A recent California case examined an issue that is extremely important for many business owners in the area. The basic question presented concerned a Commercial General Liability policy and whether the failure of a retaining wall in 2010 might be covered under a policy that expired in December 2004. The appellate court overturned the trial court’s finding that the policy did not potentially cover the claim for the much later collapse. This might be a surprising result to some; but, in fact, the appellate court’s analysis is consistent with well-settled California law.

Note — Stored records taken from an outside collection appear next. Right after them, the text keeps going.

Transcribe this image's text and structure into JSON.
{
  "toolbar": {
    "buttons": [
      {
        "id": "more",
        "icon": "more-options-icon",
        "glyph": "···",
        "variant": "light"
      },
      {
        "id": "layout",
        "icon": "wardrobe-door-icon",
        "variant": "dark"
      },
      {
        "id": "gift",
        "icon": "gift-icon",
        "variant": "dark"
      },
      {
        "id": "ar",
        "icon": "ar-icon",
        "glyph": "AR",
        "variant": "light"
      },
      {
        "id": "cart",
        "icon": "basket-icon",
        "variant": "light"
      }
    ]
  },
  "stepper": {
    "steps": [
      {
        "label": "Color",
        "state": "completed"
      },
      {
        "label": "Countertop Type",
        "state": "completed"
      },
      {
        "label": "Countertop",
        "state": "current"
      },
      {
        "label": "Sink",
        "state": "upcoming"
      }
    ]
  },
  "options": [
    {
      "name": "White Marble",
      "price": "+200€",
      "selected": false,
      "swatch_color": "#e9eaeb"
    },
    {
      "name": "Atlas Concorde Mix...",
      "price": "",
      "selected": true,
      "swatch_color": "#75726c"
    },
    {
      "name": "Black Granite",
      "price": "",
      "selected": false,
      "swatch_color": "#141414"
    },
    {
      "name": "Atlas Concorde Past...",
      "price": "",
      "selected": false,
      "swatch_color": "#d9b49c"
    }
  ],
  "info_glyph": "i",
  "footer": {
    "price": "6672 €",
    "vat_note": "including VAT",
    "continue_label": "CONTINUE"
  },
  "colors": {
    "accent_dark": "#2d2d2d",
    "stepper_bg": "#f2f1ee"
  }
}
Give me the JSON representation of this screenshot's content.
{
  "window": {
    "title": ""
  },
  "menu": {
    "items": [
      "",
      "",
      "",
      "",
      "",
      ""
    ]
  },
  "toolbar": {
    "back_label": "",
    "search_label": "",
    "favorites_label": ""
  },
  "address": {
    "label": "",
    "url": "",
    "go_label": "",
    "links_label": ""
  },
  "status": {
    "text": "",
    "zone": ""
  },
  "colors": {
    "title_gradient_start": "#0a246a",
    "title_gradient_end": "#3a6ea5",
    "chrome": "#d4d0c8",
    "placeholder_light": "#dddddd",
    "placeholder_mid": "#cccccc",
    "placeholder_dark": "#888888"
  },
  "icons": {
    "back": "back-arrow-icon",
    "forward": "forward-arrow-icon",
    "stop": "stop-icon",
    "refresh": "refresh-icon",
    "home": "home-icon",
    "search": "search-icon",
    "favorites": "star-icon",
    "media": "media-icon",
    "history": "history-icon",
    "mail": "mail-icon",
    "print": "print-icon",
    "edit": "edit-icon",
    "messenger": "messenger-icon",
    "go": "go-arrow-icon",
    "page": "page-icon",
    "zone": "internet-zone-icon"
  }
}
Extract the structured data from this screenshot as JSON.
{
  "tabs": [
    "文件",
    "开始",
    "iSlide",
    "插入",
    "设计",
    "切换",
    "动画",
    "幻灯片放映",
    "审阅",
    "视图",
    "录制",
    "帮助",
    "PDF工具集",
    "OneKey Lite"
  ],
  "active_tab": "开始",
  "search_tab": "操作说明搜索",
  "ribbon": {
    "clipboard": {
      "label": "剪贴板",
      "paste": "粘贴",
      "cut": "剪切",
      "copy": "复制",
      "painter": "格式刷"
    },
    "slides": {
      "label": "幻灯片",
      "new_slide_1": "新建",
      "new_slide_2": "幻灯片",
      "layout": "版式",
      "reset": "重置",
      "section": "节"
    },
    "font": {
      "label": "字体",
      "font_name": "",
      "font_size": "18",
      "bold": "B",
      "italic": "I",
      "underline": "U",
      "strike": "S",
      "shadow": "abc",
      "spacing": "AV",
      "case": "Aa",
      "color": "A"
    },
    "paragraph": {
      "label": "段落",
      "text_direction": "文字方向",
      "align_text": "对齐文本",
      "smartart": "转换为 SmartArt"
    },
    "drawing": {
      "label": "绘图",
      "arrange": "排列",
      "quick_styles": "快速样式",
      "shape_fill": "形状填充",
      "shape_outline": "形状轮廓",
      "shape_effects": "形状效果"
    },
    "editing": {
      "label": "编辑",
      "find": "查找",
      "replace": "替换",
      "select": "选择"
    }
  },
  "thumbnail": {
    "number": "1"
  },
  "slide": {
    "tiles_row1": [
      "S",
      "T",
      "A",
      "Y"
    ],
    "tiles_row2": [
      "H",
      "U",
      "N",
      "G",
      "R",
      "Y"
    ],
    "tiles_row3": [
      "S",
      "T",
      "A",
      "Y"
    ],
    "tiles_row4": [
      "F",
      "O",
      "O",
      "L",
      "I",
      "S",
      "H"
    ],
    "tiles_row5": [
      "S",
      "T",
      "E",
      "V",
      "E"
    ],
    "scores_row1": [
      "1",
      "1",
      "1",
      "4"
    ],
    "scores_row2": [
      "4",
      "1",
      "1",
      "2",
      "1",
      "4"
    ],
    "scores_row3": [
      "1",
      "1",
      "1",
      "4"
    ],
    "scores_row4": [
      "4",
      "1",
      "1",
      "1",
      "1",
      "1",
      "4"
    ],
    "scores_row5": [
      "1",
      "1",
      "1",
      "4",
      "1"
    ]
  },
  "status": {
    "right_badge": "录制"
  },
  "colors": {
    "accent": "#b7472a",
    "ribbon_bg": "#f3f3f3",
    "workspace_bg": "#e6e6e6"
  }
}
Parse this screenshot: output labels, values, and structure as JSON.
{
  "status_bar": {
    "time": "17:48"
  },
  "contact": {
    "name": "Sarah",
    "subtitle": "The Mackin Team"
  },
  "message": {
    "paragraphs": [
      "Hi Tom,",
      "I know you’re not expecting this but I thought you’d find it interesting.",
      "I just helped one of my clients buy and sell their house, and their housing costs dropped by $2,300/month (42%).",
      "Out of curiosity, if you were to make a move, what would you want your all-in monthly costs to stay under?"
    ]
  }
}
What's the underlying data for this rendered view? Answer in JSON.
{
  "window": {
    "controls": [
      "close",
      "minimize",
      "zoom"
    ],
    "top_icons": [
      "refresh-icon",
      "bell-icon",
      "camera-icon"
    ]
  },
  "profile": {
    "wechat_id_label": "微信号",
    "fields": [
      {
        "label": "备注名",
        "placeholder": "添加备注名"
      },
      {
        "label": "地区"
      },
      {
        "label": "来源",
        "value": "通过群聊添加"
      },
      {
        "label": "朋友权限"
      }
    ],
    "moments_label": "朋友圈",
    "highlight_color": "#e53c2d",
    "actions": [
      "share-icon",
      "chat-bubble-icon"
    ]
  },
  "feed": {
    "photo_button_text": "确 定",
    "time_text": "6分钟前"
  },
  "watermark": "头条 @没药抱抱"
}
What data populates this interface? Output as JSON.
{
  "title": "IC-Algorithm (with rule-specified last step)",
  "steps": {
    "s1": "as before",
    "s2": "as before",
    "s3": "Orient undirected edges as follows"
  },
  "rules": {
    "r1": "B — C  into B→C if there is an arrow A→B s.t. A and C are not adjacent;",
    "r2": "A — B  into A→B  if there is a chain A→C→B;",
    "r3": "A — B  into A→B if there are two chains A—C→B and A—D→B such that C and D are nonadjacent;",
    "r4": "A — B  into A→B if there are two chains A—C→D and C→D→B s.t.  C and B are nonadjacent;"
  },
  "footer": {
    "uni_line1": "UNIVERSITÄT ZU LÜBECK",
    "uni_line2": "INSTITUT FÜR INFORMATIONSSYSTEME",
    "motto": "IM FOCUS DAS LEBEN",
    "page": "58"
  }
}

In the case, in 2010, a Dana Point property owner had a retaining wall fail and collapse, causing considerable damages to their property. The property owner filed suit against the insured, who had built the wall, which work was completed by October 2003. The insured tendered the matter to AIG, which covered the insured through CGL policies from February 2003 to December 2004. AIG denied coverage, leaving the company to defend itself, ultimately causing the insured to go out of business and have a default judgment entered against it. The judgment creditor then sued AIG.
AIG denied coverage, because it claimed that there was no property damage during its policy period—a common requirement to trigger CGL coverage. AIG pointed to the fact that the retaining wall collapsed years after AIG’s last policy expired. The trial court agreed, granting summary judgment in favor or AIG.
However, the insured had presented expert testimony, showing that the insured’s negligent construction of the retaining wall (a latent construction defect), caused “continuous and progressive destabilization and damage” to the claimant’s residential lot and perimeter wall “beginning before the end of November 2004.” The appellate court noted that this evidence of property damage during the AIG policy period was sufficient to rebut AIG’s coverage argument and reversed the summary judgment in AIG’s favor.
As this case demonstrates, while a loss might occur in a given year, that does not necessarily mean that the policy then in effect is the only policy potentially applicable to the loss. It’s important to look closely at your entire insurance picture when considering what potential rights you may have if you find yourself facing a substantial liability claim.